Dispatches

Senate Campaign-Finance Hearings

       It was pretty pointless today. The witness, who testified for a mere two hours before the senators were called away to a secret intelligence briefing, was the national security adviser, Sandy Berger. Republicans had a notion they could embarrass Berger because he posed in 1995 for a photograph with Eric Hotung, a wealthy Hong Kong businessman whose wife gave $99,980 to the Democratic National Committee.
       Given all that went on in the campaign, this has never looked like an especially egregious episode. The details that emerged in the hearing made it seem truly innocuous. The rotund Berger, who has a nicely forthright manner and a jaded, wisecracking way about him, made clear that he had no idea Hotung was a Democratic contributor or that DNC Chair Donald Fowler was helping him. Berger said Hotung was a “serious person” with deep knowledge of China who wasn’t promoting any personal business interests. What’s more, as Joseph Lieberman pointed out, passing along a bit of information from the White House, Hotung never even requested a copy of the Berger photograph for which he supposedly paid out the $99,980. The only truly suspicious thing about Hotung, which nobody mentioned, is that he didn’t pay the additional $20 that would have qualified him to have dinner with the president.
       That well running dry, Republicans tried drilling Berger on the issue of Roger Tamraz, the oil pipeline dreamer who got into Clinton fund-raising events after the National Security Council advised the vice president not to meet with him. The problem here was that Berger quite convincingly maintained that he knew nothing at all about Tamraz until he read it in the paper. That satisfied everyone except the majority whip, Don Nickles, whose hot-headedness has been shading into hysteria the last couple of days. It’s meat-locker cold in the air-conditioned hearing room, but Nickles, who always arrives just in time for his turn at the microphone, sits in his shirt sleeves, as if he were prosecuting a child killer in a sweltering Tulsa courtroom. He then spills out loaded questions in a jumble of mispronunciations and malapropisms, with no notion that they’ve already been asked and answered.
       Should the witness make the mistake of trying to answer one of these questions, Nickles sharply cuts him off. This tirade continues until someone complains. Yesterday, after Nickles had ranted on for more than double his allotted 10 minutes, Thompson chided him for keeping other senators waiting. Today, after Nickles ignored the bell again, John Glenn politely asked him to give someone else a chance. “I understand that you don’t want me to pursue this,” Nickles snorted. In fact, he was asking questions Berger clearly knew nothing about.
       Nickles’ questions to Berger did, however, put into play some interesting new documents about the Tamraz affair. Despite being blackballed by the NSC in 1995, Tamraz managed to get himself into a dinner for $100,000 donors that the president attended on March 27, 1996, and into a White House coffee on April 1. At the dinner, Tamraz pitched his pipeline scheme to Clinton. This is clear from a March 28 memo sent to the president by White House Social Secretary Ann Stock. “Roger Tamraz–he wanted to discuss the pipeline that will go from the Caspian Sea to Turkey. You told him someone would follow up with him,” Stock reminded Clinton. “He will be at the 4/1 breakfast.”

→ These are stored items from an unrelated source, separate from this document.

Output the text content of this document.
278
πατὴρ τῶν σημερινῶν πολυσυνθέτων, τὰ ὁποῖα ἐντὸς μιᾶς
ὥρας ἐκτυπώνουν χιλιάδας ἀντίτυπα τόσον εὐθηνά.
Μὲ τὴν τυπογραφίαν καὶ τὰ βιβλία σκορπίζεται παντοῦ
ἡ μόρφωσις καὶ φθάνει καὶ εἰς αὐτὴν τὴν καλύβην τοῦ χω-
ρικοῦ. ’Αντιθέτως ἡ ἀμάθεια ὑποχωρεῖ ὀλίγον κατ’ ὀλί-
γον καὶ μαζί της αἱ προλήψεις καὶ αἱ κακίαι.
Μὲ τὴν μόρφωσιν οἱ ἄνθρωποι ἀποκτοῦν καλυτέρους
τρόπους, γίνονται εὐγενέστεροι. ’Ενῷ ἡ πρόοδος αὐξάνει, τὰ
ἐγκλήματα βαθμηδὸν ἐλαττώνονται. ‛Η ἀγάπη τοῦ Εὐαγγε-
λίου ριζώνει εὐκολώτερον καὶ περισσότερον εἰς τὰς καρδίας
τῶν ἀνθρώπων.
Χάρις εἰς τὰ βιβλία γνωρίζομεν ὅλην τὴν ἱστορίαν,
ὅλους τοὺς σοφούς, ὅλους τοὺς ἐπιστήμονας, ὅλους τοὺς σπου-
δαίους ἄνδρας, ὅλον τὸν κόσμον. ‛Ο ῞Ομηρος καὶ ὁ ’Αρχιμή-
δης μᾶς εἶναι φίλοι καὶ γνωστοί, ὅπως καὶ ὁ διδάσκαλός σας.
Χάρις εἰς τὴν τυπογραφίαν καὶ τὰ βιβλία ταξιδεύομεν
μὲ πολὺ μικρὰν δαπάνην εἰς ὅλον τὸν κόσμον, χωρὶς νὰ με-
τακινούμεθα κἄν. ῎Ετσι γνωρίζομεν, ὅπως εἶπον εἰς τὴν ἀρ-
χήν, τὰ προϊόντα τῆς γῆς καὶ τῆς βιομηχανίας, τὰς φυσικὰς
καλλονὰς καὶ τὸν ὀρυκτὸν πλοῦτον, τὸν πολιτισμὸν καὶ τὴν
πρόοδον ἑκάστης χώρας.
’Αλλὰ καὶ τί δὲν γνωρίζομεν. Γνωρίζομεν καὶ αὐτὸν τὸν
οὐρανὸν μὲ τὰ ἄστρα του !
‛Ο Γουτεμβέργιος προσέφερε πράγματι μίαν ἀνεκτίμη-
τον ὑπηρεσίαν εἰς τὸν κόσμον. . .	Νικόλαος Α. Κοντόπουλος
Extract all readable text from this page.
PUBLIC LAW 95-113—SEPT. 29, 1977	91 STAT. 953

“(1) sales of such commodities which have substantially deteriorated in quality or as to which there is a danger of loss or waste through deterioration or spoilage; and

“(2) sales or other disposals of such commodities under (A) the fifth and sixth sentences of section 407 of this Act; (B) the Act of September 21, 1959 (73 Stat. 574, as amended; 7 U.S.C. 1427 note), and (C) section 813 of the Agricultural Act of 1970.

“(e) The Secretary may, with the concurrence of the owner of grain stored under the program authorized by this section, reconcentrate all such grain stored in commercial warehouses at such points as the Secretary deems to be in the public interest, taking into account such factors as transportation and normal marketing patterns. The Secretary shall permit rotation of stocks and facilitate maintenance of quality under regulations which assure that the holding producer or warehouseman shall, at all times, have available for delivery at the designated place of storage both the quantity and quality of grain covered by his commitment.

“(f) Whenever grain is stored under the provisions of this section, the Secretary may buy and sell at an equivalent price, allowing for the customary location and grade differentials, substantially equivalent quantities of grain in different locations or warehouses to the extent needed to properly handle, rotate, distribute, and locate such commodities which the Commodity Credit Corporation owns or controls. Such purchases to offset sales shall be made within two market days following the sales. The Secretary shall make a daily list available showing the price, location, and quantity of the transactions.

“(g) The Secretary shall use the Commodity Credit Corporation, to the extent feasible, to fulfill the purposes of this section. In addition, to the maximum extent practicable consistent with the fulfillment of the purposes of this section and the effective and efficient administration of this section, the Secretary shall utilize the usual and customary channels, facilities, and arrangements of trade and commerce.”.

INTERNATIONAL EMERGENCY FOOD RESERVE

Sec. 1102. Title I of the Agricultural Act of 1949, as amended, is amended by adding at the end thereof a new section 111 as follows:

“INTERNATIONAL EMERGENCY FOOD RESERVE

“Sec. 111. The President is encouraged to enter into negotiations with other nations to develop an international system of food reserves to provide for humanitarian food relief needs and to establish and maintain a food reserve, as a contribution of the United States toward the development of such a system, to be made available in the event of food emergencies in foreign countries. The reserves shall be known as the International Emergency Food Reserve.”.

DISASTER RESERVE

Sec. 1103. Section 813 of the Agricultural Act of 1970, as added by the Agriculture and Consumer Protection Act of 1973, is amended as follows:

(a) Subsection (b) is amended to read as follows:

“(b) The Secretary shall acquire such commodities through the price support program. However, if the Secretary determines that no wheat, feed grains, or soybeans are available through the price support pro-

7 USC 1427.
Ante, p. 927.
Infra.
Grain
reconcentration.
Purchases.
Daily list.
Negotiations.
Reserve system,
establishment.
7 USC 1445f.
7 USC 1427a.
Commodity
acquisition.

       Clinton forwarded a copy of this memo to Mack McLarty, indicating that McLarty was the “someone” who should follow up on Tamraz’s concerns. A few days later, McLarty sent a memo back to Clinton: “Per your direction, I had a good visit with Roger Tamraz. … Roger was very pleased with your interest, and we will follow up in a supportive but prudent and appropriate way.” The same day, McLarty wrote Kyle Simpson, a senior official at the Energy Department, sending on information about Tamraz’s plan.
       Tamraz didn’t succeed in buying the policy outcome he wanted–the U.S. government didn’t come around to supporting his pipeline. But for $300,000, he got a good shot at making his case to the president and one of his top advisers, and may have been able to make officials at the Energy Department think he was someone they ought to pay attention to. If Tamraz didn’t quite buy influence, he got more than mere “access” for his money. He bought consideration.
       A footnote: Yesterday I wrote that Al Gore’s fund-raising calls don’t raise any real question of criminality even if he was raising “hard” money, and hence don’t necessitate an independent counsel to investigate. If an independent counsel is appointed nonetheless, perhaps he or she will also want to look into the fund-raising calls Ronald Reagan made from the Oval Office, which, according to a neglected AP story from Sept. 4, span the entire period of his presidency. The AP discovered documents at the Reagan Library in California which show that Reagan made calls directly to Republican fund-raising events, including one reception held at the Commerce Department. His voice was broadcast to the assembled donors by speakerphone. In one instance, Reagan promised the $10,000 donors, known as Republican “Eagles,” that he would invite them all over to the White House soon. According to the documents, the calls were cleared in advance by the White House Counsel’s office.